ネタバレしないように言うなら、「みんなを否定する者を否定する」という論法で書かれている。
まあ否定を否定することはすなわち肯定、と見做されることはあるだろう。少年漫画だって、戸愚呂兄弟みたいな、すごく強い悪役を倒すことによって主人公たちを肯定する展開が多いのだから……。

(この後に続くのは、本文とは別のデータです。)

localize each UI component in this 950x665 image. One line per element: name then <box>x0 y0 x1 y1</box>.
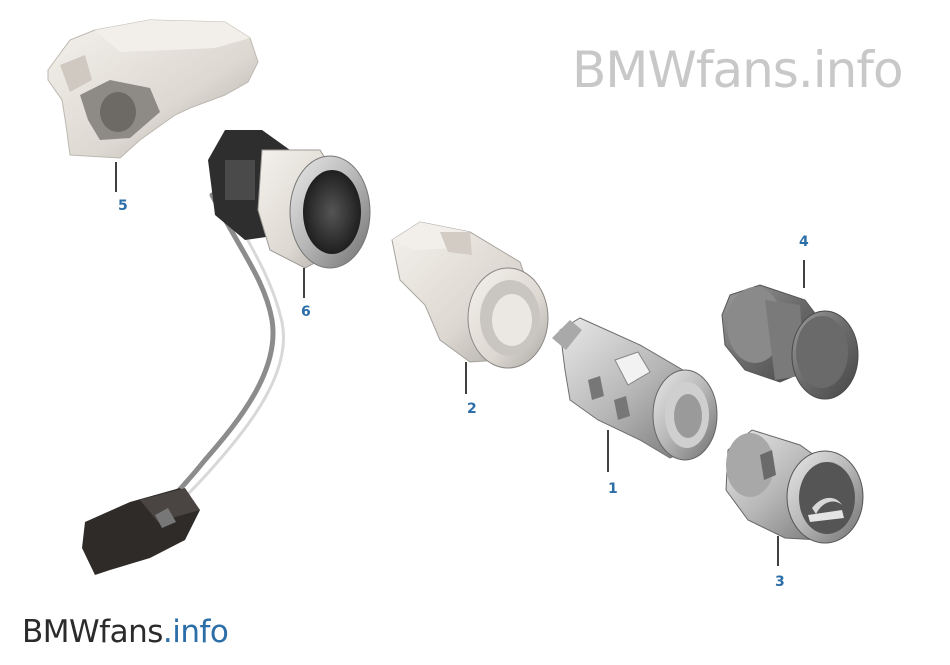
part-4-cap-plug <box>721 284 859 400</box>
watermark-bottom-suffix: .info <box>162 614 229 650</box>
callout-2: 2 <box>467 401 477 417</box>
callout-5: 5 <box>118 198 128 214</box>
callout-3: 3 <box>775 574 785 590</box>
watermark-top: BMWfans.info <box>572 41 904 99</box>
callout-6: 6 <box>301 304 311 320</box>
watermark-bottom: BMWfans.info <box>22 612 229 652</box>
part-1-metal-sleeve <box>552 317 718 461</box>
part-6-socket-with-cable <box>82 130 371 575</box>
part-3-lighter <box>725 429 864 544</box>
callout-1: 1 <box>608 481 618 497</box>
part-5-housing <box>47 19 259 159</box>
watermark-bottom-brand: BMWfans <box>22 614 163 650</box>
callout-4: 4 <box>799 234 809 250</box>
part-2-sleeve <box>391 221 549 369</box>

肯定、順接、といったものばかりでは展開が単調になり刺戟も少ないだろう。
創作に関連付けて考えると、少年漫画にはライバルや敵が普通出てくるものだろう。主人公やその仲間が、友情によって集まり、努力して戦って、ライバルや敵に勝つことが目的となる。ライバルや敵は、もちろん自分のほうに正義があるとか強いとか考えている。でも主人公は最終的に勝ち上がっていかないとダメだから(主人公に感情移入してくれる読者のためにも)、ライバルや敵を否定していく必要がある。生き残りを賭けた死闘ならば、敵を倒して万歳、となるだろうが、スポーツがテーマの作品なら勝負で勝ったとしても同じスポーツをする者同士は仲間とも呼んでいいだろう。いずれにしても王道の少年漫画には戦いやスポーツが不可欠である。
主人公を「立たせる」ため、手っ取り早いのが、主人公を否定する者をやっつけることだ。否定の否定が肯定になる。主人公が善良で美しいとか、それだけでは盛り上がりに欠ける。
私はかくの如き少年漫画に携わったことはほぼ全然ないのだが、主人公をまず気に入ることになるので、それを否定する者たち(たいてい悪い顔をしている)を出すのが大変だなぁ、と思ってしまう。腕力や策略によって主人公を陥れる、そういう存在を考えるのが苦手である。
掲題の小説とは関係ない話になってしまったが、小説を読んで結果として上記のような考えが出来したのはまあ良かったといえる。そして、少年漫画って面倒なものだなとも思うのである。